Antisense technology has provided an opportunity for precise analysis of flux control in metabolism (Stitt and Sonnewald, 1995). Metabolic flux analysis is a tool whereby metabolic flux in a system is quantified. The flux control coefficient (CJE = ΔJ/ΔE) is the mathematical expression of the effect of a change in the relative amount of enzyme ΔE (generally corresponding to the enzyme activity) on the metabolic flux (J) (Kacser, 1987; Stephanopoulos et al., 1998). An enzyme with CJE closer to zero contributes little to the flux and an enzyme with CJE closer to 1 contributes more significantly.

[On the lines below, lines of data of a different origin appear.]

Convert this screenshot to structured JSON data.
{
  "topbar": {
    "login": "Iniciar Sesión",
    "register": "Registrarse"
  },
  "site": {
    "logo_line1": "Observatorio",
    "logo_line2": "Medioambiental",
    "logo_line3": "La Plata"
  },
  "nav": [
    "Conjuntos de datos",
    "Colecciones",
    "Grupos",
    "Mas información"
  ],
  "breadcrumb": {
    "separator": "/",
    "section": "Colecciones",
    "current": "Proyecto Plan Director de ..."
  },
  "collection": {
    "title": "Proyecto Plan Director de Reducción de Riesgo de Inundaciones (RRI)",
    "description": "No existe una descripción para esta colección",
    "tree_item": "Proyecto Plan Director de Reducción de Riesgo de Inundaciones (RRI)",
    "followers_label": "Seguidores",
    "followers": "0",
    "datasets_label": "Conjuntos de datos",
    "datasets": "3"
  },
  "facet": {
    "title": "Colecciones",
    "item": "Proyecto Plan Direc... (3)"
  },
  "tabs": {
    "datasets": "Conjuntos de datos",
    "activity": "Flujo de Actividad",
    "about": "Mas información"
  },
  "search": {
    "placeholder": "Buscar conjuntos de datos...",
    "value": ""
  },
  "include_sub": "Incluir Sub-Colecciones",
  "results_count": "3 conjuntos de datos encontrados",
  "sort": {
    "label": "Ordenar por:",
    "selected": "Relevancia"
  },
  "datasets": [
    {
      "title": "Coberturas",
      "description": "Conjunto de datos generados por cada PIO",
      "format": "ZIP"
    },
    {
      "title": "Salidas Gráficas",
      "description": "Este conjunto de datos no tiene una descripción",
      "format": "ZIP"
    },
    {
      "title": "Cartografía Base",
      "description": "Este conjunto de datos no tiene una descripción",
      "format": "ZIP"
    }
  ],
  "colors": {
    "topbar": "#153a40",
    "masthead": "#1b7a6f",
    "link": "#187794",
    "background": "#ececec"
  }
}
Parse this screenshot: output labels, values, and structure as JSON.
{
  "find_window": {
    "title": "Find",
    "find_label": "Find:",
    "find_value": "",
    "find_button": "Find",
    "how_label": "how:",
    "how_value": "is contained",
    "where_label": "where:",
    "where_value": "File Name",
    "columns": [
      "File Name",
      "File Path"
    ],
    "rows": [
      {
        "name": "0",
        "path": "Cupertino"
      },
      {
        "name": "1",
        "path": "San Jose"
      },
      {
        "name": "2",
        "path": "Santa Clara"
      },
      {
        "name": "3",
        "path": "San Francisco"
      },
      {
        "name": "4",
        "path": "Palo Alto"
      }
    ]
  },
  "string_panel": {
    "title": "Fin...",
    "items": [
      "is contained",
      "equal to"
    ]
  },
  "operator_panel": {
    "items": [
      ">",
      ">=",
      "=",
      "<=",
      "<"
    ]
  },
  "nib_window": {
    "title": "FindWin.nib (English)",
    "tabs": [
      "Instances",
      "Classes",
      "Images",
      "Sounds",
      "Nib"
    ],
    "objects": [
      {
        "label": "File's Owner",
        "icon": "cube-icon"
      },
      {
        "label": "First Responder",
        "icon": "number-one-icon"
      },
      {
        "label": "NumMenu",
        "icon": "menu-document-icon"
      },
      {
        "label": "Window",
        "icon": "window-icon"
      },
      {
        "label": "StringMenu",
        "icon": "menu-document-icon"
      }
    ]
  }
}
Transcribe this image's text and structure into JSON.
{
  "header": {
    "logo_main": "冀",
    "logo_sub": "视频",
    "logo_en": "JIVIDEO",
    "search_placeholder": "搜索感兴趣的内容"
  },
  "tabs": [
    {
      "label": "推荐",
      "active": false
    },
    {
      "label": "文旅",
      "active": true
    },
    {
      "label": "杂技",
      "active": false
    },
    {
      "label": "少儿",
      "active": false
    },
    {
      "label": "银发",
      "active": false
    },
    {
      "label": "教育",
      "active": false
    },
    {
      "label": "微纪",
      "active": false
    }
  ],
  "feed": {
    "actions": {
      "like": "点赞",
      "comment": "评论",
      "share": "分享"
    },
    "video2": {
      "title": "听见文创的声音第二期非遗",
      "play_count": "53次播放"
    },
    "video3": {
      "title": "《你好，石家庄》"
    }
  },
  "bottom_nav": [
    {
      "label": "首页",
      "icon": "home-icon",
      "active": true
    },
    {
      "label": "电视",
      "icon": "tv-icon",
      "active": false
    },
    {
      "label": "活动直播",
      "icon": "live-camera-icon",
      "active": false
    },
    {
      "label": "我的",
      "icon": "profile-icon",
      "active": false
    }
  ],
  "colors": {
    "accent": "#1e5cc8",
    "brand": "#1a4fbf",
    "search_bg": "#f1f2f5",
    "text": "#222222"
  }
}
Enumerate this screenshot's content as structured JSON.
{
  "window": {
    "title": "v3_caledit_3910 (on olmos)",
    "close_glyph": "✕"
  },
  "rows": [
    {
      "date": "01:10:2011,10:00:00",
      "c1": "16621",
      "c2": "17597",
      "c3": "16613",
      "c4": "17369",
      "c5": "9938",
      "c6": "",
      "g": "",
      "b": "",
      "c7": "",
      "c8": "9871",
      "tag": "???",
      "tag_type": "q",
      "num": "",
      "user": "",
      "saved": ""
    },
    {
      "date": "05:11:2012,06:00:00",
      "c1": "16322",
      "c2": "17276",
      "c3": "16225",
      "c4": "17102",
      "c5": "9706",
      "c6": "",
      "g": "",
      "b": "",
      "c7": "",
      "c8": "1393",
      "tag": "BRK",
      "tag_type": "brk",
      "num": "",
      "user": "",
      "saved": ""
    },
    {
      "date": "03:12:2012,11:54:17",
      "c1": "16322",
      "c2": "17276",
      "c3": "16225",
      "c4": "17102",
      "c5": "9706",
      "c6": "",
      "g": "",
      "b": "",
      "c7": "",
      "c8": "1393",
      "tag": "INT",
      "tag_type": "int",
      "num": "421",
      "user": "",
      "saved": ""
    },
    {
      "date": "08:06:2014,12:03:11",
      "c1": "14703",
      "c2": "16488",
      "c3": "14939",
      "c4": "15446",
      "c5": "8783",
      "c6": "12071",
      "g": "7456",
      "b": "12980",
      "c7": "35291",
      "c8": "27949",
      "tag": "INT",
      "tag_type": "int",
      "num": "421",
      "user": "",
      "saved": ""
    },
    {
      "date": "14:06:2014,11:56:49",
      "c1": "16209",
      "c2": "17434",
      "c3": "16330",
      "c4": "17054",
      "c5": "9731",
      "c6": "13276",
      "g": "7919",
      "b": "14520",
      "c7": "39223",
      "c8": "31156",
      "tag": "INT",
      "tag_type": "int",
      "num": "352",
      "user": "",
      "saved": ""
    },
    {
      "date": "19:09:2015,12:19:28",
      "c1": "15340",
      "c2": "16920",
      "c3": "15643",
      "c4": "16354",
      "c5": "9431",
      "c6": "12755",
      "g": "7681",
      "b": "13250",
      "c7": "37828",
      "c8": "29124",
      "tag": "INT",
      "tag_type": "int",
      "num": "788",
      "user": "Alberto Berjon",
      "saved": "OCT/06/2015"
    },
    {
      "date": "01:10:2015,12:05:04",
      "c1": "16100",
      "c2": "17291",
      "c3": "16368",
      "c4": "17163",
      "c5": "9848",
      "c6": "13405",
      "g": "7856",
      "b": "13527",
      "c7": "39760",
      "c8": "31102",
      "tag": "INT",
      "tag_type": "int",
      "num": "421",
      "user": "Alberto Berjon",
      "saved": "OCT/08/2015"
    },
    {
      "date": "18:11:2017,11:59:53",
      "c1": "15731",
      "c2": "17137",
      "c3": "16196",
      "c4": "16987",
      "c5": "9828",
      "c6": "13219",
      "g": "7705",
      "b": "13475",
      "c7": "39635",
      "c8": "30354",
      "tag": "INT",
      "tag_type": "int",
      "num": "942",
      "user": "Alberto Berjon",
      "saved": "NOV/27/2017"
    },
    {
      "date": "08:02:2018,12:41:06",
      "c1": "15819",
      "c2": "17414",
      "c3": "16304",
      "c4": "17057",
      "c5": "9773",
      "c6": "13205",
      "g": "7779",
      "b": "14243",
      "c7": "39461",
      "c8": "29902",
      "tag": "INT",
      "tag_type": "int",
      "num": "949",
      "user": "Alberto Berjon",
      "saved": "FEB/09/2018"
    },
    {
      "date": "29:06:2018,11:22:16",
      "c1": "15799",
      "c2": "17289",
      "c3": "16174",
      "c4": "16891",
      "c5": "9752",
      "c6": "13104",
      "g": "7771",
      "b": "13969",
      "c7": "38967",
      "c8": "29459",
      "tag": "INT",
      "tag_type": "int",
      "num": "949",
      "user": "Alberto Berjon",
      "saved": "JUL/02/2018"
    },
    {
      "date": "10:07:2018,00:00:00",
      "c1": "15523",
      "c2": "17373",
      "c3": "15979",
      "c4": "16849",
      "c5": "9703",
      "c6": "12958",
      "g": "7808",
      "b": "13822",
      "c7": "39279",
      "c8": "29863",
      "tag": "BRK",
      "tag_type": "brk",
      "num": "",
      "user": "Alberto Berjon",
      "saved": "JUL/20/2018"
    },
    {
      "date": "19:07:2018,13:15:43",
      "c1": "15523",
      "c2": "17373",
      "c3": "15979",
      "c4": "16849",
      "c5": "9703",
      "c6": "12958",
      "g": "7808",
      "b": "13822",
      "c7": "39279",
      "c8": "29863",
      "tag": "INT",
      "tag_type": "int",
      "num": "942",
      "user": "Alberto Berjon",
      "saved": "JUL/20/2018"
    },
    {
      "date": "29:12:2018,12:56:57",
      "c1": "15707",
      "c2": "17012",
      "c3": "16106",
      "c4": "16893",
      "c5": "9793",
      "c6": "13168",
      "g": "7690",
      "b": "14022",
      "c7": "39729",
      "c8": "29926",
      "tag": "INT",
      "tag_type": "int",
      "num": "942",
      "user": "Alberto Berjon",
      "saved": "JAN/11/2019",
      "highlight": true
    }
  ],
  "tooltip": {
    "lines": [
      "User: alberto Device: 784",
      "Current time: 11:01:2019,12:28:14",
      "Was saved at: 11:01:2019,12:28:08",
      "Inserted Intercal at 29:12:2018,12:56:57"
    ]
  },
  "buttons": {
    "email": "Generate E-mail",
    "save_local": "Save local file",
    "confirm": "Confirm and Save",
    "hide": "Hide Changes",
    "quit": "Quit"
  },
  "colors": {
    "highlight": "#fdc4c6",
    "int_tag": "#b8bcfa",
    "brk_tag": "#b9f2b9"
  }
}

The PCR cycle includes 13 reactions catalyzed by 11 enzymes (Robinson and Walker, 1981). The effect of changes in the amount of these enzymes has been analyzed by downregulating the genes coding for the enzymes. Photosynthesis was not affected by decreasing the amount of RuBisCO at low light intensities over a large range of reduction but eventually its amount became limiting (Krapp et al., 1994; Quick et al., 1991). According to flux criteria, the CJE value of RuBisCO was near unity at saturating light intensities in tobacco and rice transgenic plants (Makino et al., 1997; Masle et al., 1993). Decreasing the enzyme level of glyceraldehyde 3-phosphate dehydrogenase in transgenic tobacco then caused the concentration of RuBP to decrease, but photosynthetic CO2 fixation was not affected until the RuBP level had decreased to
less than half the wild-type level (Price et al., 1995). A reduction in fructose 1,6-bisphosphatase (FBPase) amount to below 36% of wild type lowered the rate of photosynthesis (Koßmann et al., 1994). The CJE value of sedoheptulose 1,7-bisphosphatase (SBPase) was almost one under a wide range of conditions (Harrison et al., 1998). In contrast, although phosphoribulokinase catalyzes a virtually irreversible reaction in the PCR cycle, its CJE was near zero until the enzyme level in transgenic tobacco plants was reduced to 20% of wild type (Paul et al., 1995). Reduction in aldolase levels caused a severe decrease in photosynthesis, with the activities of FBPase and SBPase showing a proportional reduction in transgenic potato plants (Haake et al., 1998, 1999). The CJE value of transketolase was also near unity (Henkes et al., 2001). Aldolase and transketolase catalyze reversible reactions in the PCR cycle, but their activities in chloroplasts are no greater than the demand exerted by photosynthesis. Those enzymes functioning with rate-limiting activities in the PCR cycle could become targets for the genetic manipulation of crops with the aim of improving the photosynthetic performance of essential reactions in primary carbon fixation pathways.